为什么在c ++中使用静态数组＆a和相同？

Question

int a[10];

Now here &a and a is same, I don't clearly understand logic why is it so. Can I say that value of a is same as &a and *(a) is a[0]. (But how a is not a pointer). In case of dynamic array things are clear to me.

int *da = new int[10];

value of da is base address, &da gives the address where pointer is stored, and we deference da to reach da[0].

Answer 1

They are not the same.

a is an int[10] type; an array .

&a is a pointer to an int[10] type.

In certain situations (passing to functions, when used in arithmetic expressions), a decays to an int* type. You can then use pointer arithmetic to reach other elements of the array. That could be what is causing your confusion.

da is an int* type.

The only thing that decays to itself is a function pointer .

Answer 2

well 'a' and '&a' are definitely not the same

int a[10] takes up a specific block from memory to allocate exactly 10 integers and this block is called a.

'&a' refers to the memory address of this memory block of 10 integers you made. it's like you have a hotel room (the array of 10 elements) in your hotel. And (your memory address) '&a' refers to your room number, your address.

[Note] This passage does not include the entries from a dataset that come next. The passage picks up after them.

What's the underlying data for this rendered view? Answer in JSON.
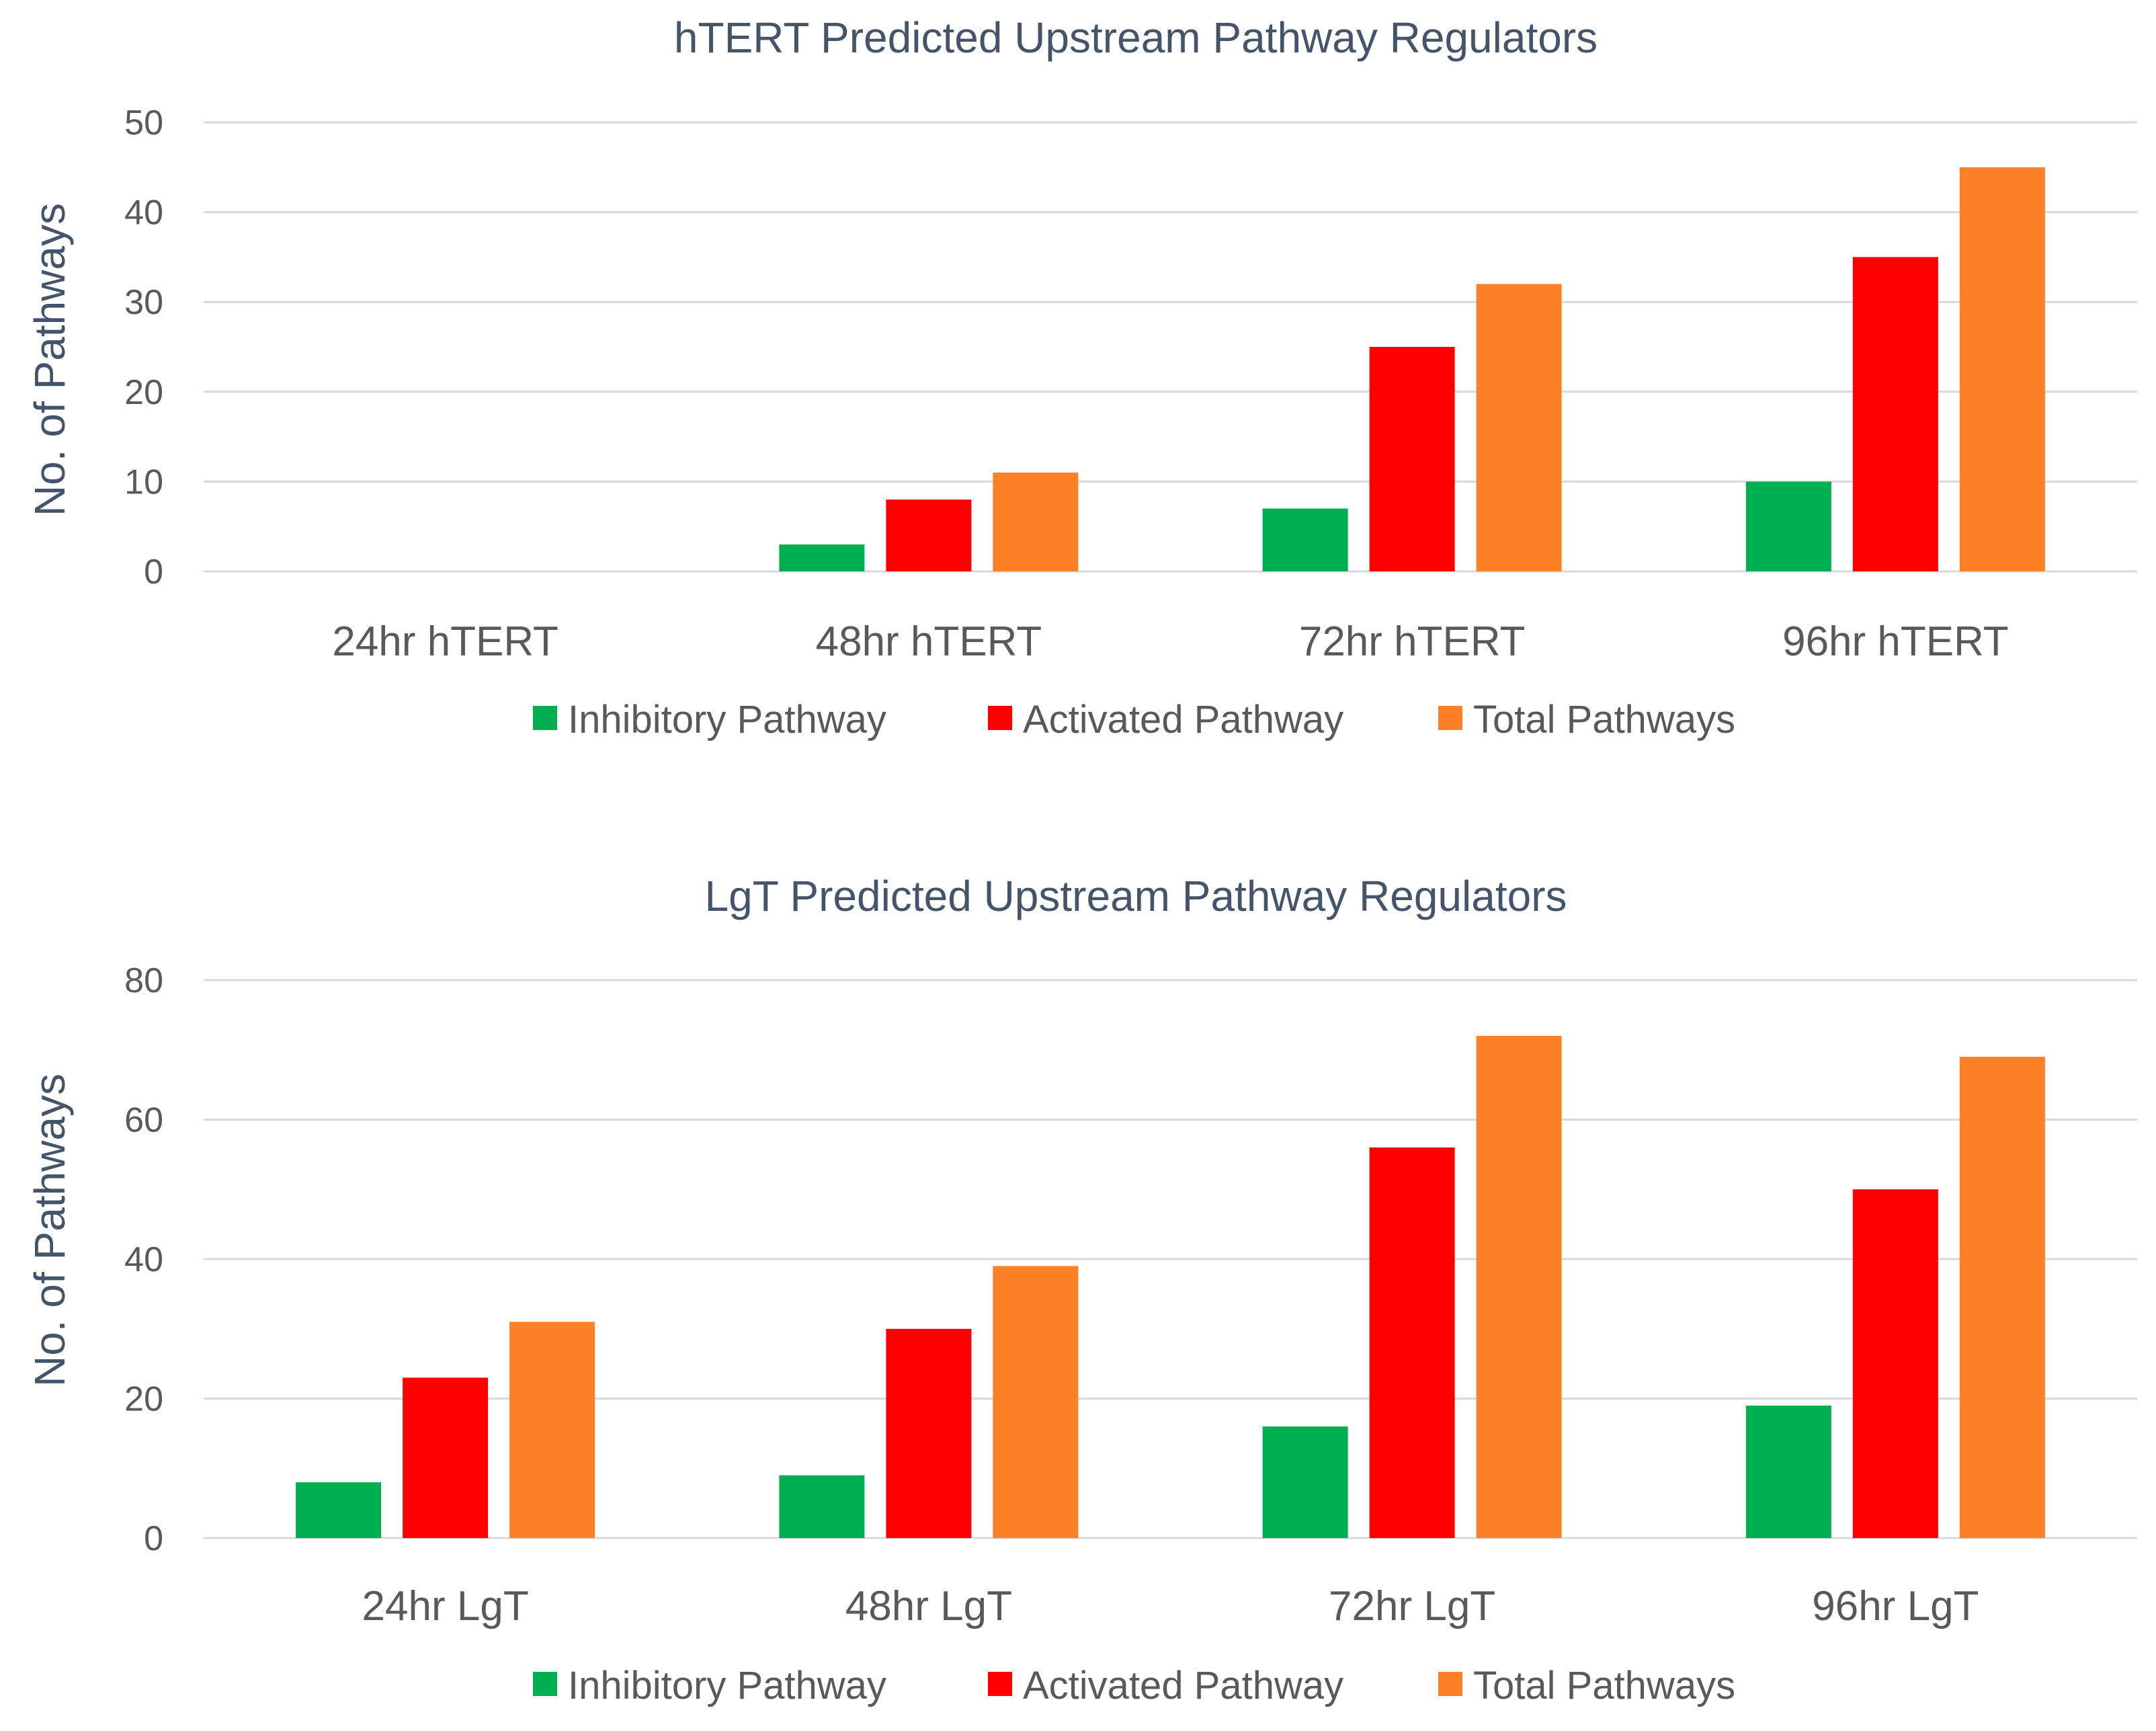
{
  "chart_data": [
    {
      "type": "bar",
      "title": "hTERT Predicted Upstream Pathway Regulators",
      "xlabel": "",
      "ylabel": "No. of Pathways",
      "ylim": [
        0,
        50
      ],
      "yticks": [
        0,
        10,
        20,
        30,
        40,
        50
      ],
      "grid": true,
      "legend_position": "bottom",
      "categories": [
        "24hr hTERT",
        "48hr hTERT",
        "72hr hTERT",
        "96hr hTERT"
      ],
      "series": [
        {
          "name": "Inhibitory Pathway",
          "color": "#00b050",
          "values": [
            0,
            3,
            7,
            10
          ]
        },
        {
          "name": "Activated Pathway",
          "color": "#ff0000",
          "values": [
            0,
            8,
            25,
            35
          ]
        },
        {
          "name": "Total Pathways",
          "color": "#fd7f26",
          "values": [
            0,
            11,
            32,
            45
          ]
        }
      ]
    },
    {
      "type": "bar",
      "title": "LgT Predicted Upstream Pathway Regulators",
      "xlabel": "",
      "ylabel": "No. of Pathways",
      "ylim": [
        0,
        80
      ],
      "yticks": [
        0,
        20,
        40,
        60,
        80
      ],
      "grid": true,
      "legend_position": "bottom",
      "categories": [
        "24hr LgT",
        "48hr LgT",
        "72hr LgT",
        "96hr LgT"
      ],
      "series": [
        {
          "name": "Inhibitory Pathway",
          "color": "#00b050",
          "values": [
            8,
            9,
            16,
            19
          ]
        },
        {
          "name": "Activated Pathway",
          "color": "#ff0000",
          "values": [
            23,
            30,
            56,
            50
          ]
        },
        {
          "name": "Total Pathways",
          "color": "#fd7f26",
          "values": [
            31,
            39,
            72,
            69
          ]
        }
      ]
    }
  ]
}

now saying for example int *p = &a means I'm making an integer pointer 'p' that can only point to integers, and i'm giving it the memory address of 'a' (the array of integers) so it can point to it.

so :

int a[10] is your hotel room;

&a is your room number;

*p = &a is the key chain attached to your room number (ur keychain points to ur room number, your address);

this is why sometimes we use : int *da = new int[10]; to immediately allocate in memory a space for 10 integers and directly point a pointer (in this case da) to it.

Hope this helps.